I have, thank goodness,
no serial story on hand for this summer, to hang like an Old Man of
the Sea about my neck, and hope to enjoy a little season of being like
other folks. It is a most lovely day to-day, most unfallen Eden-like."
In a letter written later in the same season, March 28, 1875, Mrs.
Stowe gives us a pleasant glimpse at their preparations for the proper
observance of Easter Sunday in the little Mandarin schoolhouse. She
says:--
"It was the week before Easter, and we had on our minds the dressing
of the church. There my two Gothic fireboards were to be turned into a
pulpit for the occasion. I went to Jacksonville and got a fiveinch
moulding for a base, and then had one fireboard sawed in two, so that
there was an arched panel for each end. Then came a rummage for
something for a top, and to make a desk of, until it suddenly occurred
to me that our old black walnut extension table had a set of leaves.
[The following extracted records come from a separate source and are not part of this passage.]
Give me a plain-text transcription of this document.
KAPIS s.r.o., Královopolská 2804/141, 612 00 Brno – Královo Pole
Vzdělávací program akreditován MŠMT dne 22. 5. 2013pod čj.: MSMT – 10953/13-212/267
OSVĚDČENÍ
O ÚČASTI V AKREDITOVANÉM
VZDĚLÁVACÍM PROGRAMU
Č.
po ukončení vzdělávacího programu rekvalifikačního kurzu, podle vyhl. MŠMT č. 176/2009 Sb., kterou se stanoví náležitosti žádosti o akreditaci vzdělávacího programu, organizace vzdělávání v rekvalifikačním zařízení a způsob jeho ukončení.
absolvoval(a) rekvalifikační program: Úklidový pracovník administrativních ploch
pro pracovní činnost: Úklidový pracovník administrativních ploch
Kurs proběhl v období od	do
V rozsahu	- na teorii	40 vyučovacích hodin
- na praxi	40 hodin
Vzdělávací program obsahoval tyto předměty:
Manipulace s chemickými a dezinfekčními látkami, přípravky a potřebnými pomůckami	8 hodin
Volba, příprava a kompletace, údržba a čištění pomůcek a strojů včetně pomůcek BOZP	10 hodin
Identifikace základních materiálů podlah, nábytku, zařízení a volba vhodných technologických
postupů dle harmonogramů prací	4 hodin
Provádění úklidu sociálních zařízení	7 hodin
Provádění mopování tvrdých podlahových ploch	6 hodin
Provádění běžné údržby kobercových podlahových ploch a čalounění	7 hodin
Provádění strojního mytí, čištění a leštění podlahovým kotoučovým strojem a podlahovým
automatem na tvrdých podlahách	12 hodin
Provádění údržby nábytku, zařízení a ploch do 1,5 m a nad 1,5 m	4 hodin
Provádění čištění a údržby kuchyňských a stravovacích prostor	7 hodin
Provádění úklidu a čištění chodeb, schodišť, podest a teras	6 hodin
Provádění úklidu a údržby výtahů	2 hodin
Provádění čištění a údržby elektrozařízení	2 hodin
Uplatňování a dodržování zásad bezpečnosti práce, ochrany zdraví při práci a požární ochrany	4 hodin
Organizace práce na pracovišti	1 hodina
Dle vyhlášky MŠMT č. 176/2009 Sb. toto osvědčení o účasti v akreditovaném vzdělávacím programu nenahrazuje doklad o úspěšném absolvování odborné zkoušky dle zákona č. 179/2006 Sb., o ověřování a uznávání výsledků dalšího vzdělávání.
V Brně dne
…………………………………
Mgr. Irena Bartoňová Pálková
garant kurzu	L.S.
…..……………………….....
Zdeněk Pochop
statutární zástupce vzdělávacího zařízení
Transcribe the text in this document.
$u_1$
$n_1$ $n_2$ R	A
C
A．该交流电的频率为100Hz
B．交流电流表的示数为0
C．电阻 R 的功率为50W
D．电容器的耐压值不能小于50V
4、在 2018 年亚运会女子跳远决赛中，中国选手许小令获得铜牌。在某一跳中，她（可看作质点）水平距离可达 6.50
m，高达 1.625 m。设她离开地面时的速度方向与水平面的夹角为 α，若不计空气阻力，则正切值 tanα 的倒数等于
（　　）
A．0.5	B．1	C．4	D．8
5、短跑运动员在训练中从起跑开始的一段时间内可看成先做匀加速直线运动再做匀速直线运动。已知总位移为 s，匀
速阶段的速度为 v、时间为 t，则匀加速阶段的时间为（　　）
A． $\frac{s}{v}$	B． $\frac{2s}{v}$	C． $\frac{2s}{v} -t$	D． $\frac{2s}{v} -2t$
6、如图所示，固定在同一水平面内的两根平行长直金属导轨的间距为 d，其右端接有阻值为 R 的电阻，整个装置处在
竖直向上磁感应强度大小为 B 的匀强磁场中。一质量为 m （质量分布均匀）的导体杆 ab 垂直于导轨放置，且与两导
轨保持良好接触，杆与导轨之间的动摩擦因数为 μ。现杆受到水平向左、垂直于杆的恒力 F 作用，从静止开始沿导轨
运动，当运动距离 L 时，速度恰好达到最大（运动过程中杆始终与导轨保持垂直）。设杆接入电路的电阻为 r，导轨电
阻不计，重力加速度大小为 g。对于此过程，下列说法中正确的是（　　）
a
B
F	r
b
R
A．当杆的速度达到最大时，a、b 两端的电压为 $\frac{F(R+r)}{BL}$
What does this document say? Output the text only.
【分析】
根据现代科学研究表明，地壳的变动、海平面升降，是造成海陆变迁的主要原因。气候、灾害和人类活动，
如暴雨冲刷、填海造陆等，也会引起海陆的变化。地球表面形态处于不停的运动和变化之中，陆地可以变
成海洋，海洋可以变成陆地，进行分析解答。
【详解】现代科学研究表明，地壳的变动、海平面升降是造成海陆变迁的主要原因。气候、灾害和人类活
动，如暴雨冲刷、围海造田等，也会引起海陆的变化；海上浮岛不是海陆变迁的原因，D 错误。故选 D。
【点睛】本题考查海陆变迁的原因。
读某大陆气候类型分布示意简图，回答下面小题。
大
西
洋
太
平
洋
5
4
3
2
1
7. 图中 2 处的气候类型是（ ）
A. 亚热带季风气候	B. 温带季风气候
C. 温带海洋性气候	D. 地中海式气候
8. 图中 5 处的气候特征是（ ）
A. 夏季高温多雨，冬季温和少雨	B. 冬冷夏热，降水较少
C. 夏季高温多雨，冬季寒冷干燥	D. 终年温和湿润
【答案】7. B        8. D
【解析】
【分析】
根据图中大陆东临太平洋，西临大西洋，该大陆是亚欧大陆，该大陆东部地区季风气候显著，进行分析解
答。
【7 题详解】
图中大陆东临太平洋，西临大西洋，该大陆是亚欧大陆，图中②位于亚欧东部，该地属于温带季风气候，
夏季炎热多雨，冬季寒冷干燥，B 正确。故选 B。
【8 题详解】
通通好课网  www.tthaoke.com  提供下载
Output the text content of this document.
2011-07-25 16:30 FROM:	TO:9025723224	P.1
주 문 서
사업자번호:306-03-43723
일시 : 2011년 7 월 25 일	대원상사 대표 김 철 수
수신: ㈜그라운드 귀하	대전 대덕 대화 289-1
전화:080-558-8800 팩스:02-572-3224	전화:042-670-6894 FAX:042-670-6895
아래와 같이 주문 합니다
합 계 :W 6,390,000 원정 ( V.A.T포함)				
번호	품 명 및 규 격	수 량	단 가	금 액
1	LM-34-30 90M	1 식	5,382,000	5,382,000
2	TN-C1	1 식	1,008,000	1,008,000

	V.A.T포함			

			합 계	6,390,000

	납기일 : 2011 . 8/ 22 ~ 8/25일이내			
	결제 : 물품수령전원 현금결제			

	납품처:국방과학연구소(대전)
They were exactly the thing. The whole was trimmed with a beading of
yellow pine, and rubbed, and pumice-stoned, and oiled, and I got out
my tubes of paint and painted the nail-holes with Vandyke brown. By
Saturday morning it was a lovely little Gothic pulpit, and Anthony
carried it over to the schoolhouse and took away the old desk which I
gave him for his meeting-house. That afternoon we drove out into the
woods and gathered a quantity of superb Easter lilies, papaw,
sparkleberry, great fern-leaves, and cedar.